The all-IP portfolio is designed to assist operators looking to implement the next-generation LTE mobile broadband platform in an attempt to cope with the growing demand for high-bandwidth, multimedia and web services from mobile users.
"The move to LTE is one of the most critical network transformations we will see within the next five to 10 years," said Basil Alwan, president of Alcatel-Lucent's IP activities.
"Consumers are now using their wireless devices for more sophisticated broadband applications, and mobile operators have recognised that a new IP network architecture is required to meet the resulting demands."
EPC builds on Alcatel-Lucent's experience in wired and wireless networks and IP service routing to provide what the company claims is an end-to-end LTE system.
Stephane Teral, principal analyst for mobile and fixed-mobile convergence infrastructure at research firm Infonetics, suggested that EPC plays a "pivotal role in enabling operators who move to LTE to meet the significant market expectations for better service at lower cost".
"The industry is moving to IP, and ultimately to bridging the mobile and fixed networks, which gives Alcatel-Lucent a clear advantage given that it has the largest fixed-line footprint in the world, demonstrated IP leadership, and a solid heritage in wireless," he said.
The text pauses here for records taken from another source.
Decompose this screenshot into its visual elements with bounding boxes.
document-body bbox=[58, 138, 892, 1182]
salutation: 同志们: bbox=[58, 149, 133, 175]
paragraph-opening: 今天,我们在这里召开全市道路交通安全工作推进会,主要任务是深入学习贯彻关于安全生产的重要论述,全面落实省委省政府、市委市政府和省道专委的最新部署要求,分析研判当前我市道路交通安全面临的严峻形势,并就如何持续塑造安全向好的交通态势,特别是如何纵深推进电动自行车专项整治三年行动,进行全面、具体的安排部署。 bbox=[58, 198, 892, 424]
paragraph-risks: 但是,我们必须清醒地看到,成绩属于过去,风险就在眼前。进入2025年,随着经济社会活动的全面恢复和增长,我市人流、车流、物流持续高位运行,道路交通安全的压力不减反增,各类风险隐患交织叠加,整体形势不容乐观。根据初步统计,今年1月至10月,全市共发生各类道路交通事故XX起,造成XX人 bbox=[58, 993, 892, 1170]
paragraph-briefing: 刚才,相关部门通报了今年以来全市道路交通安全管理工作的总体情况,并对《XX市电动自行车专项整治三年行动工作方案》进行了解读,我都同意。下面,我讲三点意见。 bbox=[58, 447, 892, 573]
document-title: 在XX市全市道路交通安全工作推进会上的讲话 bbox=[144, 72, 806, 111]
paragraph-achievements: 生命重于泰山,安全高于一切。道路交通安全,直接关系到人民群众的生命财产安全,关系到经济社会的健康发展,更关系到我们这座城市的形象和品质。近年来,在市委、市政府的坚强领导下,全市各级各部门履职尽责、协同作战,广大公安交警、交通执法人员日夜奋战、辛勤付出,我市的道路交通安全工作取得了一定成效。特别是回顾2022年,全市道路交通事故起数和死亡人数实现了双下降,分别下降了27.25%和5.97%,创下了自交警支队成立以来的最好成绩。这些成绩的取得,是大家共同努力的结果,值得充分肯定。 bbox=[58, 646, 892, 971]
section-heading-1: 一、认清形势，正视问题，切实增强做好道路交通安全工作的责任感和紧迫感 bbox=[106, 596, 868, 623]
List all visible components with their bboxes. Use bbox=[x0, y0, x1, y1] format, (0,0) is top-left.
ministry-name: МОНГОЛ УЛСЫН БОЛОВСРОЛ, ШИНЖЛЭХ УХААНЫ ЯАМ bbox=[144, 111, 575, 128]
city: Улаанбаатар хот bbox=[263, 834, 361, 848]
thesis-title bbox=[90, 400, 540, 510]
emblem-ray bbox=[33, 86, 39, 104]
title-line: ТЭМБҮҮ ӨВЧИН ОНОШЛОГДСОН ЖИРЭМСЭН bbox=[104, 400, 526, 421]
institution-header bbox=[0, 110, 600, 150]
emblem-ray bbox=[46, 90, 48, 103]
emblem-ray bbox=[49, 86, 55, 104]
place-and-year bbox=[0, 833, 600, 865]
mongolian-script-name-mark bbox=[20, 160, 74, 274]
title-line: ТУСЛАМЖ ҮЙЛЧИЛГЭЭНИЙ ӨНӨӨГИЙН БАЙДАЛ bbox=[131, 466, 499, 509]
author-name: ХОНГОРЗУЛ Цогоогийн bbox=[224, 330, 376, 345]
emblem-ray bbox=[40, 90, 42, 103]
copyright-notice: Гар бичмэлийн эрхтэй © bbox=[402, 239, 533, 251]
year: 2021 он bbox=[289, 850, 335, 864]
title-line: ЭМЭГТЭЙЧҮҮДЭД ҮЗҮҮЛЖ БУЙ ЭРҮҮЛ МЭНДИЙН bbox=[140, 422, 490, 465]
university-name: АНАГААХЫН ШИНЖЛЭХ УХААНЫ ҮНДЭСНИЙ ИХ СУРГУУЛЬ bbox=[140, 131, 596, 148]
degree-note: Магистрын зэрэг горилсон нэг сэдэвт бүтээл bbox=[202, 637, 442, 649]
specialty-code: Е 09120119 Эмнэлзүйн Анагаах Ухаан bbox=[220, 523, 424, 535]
EPC incorporates four elements: Mobility Management Entity and Dynamic Services Controller, both of which manage dynamic mobility and policy; and Serving Gateway and Packet Data Network Gateway, which are implemented as plug-in hardware and software modules for the Alcatel-Lucent 7750 Service Router.
The 7750 allows operators to deploy a single router that supports 2G, 3G and LTE, as well as wired networks.
EPC also integrates with the Alcatel-Lucent Mobile Evolution Transport Architecture, providing a smooth all-IP migration path to LTE technologies in both the transport and core networks, according to the company.